Her professional life started as collaborator–illlustrator
with her sister, Mary Durack, their first published work appearing in the 1934
Christmas edition of Perth’s The Western Mail. For the next ten years the sisters
collaborated closely despite often being separated by vast distances.
When, soon after the war Elizabeth began to express herself independently as a painter she met opposition from the taste-makers of the day. Critics had
been prepared to acknowledge she could draw but — for reasons open to speculation — were not prepared to admit her work
into the hallowed halls of 'high art'. Had critics been less cocooned or locked into sanctioned patterns of thought they’d
have detected even within The Whirlwind’s colour plates, a radical vision of Australian
landscape; one bound to break from the confines of the
printed page. The Whirlwind’s striking cover sets a style and a theme. Its
strong sense of movement was to carry over into much of Elizabeth’s later work.
(The elongated hands and fingers of the mischievous wind spirit are also
noteworthy. Compare William Dobell’s similar treatment of the hands in his famous
portrait of Joshua Smith painted a year or so after The Whirlwind appeared.

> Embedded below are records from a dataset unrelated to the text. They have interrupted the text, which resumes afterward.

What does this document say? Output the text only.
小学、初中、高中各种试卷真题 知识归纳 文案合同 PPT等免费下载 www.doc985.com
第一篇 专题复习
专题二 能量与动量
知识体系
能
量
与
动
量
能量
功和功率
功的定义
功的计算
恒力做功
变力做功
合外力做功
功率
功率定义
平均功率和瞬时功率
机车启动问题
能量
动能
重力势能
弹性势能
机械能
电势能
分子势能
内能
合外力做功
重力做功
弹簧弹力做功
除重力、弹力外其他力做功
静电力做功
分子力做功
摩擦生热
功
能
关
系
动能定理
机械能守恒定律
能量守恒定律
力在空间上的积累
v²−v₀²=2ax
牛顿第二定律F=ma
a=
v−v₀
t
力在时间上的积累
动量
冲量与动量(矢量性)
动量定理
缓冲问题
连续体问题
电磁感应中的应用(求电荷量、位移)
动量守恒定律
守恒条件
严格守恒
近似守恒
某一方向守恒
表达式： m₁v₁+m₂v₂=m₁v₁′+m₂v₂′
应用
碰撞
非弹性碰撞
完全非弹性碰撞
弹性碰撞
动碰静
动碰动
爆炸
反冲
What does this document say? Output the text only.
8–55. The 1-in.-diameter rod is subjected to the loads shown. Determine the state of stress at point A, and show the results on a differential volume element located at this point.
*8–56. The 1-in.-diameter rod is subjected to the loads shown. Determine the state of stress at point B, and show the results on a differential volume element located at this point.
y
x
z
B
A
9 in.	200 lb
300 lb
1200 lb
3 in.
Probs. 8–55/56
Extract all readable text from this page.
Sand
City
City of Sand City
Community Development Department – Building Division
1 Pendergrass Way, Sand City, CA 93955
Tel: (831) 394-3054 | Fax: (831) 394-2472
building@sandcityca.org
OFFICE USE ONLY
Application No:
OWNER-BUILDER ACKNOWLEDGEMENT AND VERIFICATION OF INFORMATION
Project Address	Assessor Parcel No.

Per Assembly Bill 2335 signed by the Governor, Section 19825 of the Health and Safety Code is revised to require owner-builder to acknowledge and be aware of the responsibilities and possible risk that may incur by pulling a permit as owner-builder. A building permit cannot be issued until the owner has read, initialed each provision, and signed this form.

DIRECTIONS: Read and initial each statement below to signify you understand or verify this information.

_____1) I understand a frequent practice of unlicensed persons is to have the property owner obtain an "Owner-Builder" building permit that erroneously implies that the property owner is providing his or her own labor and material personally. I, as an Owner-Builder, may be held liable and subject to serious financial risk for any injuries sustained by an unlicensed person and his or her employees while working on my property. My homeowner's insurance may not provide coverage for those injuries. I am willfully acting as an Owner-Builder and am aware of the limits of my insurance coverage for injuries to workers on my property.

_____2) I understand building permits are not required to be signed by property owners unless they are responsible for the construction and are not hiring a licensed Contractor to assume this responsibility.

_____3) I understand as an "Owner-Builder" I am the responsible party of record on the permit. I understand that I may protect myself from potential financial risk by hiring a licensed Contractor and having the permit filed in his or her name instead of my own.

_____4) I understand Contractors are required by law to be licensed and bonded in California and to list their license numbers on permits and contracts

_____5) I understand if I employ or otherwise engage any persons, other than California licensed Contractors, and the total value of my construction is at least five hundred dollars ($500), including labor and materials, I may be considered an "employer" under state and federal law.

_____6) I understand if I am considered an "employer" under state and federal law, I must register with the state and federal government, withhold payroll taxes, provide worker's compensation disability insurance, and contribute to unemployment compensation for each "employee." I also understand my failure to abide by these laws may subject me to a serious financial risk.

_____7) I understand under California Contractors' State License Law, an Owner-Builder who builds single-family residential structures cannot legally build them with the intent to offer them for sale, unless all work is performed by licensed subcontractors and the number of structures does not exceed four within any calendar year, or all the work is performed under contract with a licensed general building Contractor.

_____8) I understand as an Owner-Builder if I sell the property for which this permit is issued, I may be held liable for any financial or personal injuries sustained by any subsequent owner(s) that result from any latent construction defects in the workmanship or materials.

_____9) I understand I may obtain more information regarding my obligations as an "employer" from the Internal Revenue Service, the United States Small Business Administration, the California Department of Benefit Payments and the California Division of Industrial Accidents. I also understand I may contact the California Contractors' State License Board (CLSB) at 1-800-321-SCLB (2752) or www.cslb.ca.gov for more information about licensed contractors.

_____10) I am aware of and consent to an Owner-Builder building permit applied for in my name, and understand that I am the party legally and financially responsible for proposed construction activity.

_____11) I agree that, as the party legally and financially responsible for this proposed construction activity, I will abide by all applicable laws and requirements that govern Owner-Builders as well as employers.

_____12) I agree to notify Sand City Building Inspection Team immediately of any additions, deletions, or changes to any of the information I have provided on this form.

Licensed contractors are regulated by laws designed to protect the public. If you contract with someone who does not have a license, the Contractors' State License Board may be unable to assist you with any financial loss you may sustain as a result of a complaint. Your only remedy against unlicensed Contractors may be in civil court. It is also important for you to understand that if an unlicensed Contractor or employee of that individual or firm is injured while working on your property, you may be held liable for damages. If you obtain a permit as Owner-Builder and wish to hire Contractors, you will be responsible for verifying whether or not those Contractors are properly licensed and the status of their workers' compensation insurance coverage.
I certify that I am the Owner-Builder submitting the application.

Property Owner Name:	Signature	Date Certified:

Dobell and Durack were living in Sydney at the time and were acquainted.)
The first edition of The Way of the Whirlwind, (Consolidated
Press, Sydney, 1941) was a lavish publication (particularly for a children’s
book produced during war-time.) It was a 37 x 24.5 cm hard-back book, hand-stitched,
jacketed and cloth bound. Its 80 pages were illustrated throughout and included
front and end-pieces and tipped-in plates, 9 in full colour.
The story is about the adventures of Nungaree and Jungaree as
they search for their baby brother Woogoo who has been stolen by ‘Here and There’,
the Whirlwind. The work has been widely acclaimed. It combines the style of traditional European folk tales with Aboriginal mythology. Its colour plates evoke the Dreaming while its
black and white drawings belong to the more realistic level on which the story moves along. By the 1950s the large format discontinued but The Whirlwind
remained popular. It ran into many editions and was in print for almost 40
years. By 1979 — the year of its last edition — gatekeepers had moved in ...
The Way of the Whirlwind was
Mary and Elizabeth’s fifth
published collaboration. It followed All-About
(1935), Chunuma (1936),
Djaro (1940) and Piccaninnies (1940).